Thursday, January 8, 2009

On Drexel Burnham Lambert and dirty deeds...

The names Drexel Burnham Lambert and Michael Milken evokes memories from the market excesses from the 1980s, with cheap money from junk bonds.

As I lived through those days when I first started out, DBL reminds me of something a little bit more personal.

I was with Lehman Brothers at the time, and my boss has a good friend from college who was with DBL. One late evening when the two of them dropped in, apparently on the pretense by my boss showing his friend around his office and stuffs. His friend threw his bag on one side. A short while later, my boss ran back in his office and back out to me, handing me a rather thick document and asked me to make a copy for him. I did so for him, but while I was copying, I realized that it's a confidential document on a company that must have been a client of DBL that his friend was handling, and that my boss stole it from his friend, no doubt with the intention of stealing the client from DBL (and his friend).

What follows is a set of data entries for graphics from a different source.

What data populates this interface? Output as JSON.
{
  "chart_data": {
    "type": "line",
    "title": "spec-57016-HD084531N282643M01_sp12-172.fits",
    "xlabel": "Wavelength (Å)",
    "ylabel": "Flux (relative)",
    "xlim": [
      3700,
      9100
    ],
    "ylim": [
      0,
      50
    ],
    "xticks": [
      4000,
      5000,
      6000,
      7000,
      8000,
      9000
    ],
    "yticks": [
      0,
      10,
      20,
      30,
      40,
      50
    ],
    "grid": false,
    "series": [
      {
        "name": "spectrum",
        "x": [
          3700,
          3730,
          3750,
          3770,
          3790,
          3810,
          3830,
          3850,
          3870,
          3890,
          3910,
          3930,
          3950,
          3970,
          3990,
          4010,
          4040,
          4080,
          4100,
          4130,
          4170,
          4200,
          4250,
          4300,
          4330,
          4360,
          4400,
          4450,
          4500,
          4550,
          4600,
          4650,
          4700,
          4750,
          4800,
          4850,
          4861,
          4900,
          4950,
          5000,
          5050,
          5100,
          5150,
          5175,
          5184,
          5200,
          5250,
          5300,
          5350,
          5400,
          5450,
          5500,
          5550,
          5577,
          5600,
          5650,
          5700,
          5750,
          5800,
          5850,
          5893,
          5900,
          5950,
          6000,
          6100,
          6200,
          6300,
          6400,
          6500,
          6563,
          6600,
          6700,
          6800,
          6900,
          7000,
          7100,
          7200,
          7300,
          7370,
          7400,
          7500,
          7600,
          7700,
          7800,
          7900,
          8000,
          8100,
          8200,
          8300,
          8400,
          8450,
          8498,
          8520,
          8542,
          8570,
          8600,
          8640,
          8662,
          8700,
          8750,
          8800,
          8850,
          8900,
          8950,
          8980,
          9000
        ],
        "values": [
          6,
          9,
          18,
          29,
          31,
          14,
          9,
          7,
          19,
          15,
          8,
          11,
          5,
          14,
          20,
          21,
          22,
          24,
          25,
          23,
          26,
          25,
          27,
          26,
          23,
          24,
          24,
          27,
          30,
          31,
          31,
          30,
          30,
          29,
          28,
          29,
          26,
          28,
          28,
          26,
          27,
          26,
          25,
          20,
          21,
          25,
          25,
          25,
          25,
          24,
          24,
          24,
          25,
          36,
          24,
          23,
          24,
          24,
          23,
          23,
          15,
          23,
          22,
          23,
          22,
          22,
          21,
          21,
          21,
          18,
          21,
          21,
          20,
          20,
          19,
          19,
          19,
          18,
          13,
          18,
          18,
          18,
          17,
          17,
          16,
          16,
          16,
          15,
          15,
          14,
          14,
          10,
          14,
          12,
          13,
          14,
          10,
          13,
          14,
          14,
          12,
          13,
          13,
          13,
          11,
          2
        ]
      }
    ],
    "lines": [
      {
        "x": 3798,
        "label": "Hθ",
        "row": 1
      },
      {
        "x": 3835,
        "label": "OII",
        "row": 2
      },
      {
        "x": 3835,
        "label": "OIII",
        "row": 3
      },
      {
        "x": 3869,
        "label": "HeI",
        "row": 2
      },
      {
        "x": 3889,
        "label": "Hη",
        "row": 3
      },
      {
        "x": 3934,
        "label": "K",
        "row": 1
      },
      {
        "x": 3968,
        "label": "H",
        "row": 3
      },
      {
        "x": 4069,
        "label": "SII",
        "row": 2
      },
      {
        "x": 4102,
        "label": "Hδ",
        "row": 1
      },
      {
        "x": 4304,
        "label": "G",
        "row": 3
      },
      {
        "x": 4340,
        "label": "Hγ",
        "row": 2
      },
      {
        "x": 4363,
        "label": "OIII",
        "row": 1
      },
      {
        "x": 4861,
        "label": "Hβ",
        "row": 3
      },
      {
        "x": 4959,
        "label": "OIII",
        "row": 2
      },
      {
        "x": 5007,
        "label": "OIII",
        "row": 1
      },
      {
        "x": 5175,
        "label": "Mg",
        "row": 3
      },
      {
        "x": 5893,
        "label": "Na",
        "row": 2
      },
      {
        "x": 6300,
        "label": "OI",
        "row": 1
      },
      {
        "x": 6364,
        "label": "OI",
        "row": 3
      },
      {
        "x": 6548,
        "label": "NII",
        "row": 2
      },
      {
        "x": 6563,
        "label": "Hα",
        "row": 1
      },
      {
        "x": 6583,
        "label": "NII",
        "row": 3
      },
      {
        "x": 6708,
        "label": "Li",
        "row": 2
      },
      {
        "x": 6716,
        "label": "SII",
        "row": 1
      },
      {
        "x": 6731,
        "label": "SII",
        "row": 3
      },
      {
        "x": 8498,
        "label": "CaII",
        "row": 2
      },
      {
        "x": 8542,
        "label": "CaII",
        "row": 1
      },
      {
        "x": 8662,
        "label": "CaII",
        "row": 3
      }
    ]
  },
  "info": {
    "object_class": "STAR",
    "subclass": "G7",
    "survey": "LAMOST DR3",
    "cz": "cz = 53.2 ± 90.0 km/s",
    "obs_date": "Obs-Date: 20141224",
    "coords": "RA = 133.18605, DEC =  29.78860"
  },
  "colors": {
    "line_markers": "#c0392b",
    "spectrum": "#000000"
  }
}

Although I did it for my boss, I looked him in the eye when I gave him back the original and the copy. I held his eyes long enough to make sure he knew I knew what he did, and my look didn't condone the action.

My boss is a good and kind man. But somehow career ambition gets the better of him, and he did what he did. While I understand why he did it, I can't say I was proud of him. Ever since then, every time I looked at my boss, he would have this embarrassed look on him that he found it difficult meeting my eyes.

Not too long after that, I left Lehman for further studies. Oftentimes, I have secret hopes that my boss would win, without having to resolve to dirty deeds. Given that I'm in business long enough now, I am not as naive to believe that such things will and should not happen. Still, I would hold out my hope.

It's like hoping the athletes competing in the Olympics would not take body enhancing drugs or gears like Nike performance-enhancing suits in swimming that helps shattering records, compared to decade-long records held by Spitz. But once that kind of "performance enhancement" becomes standards, there is almost no turning back. And that is very sad.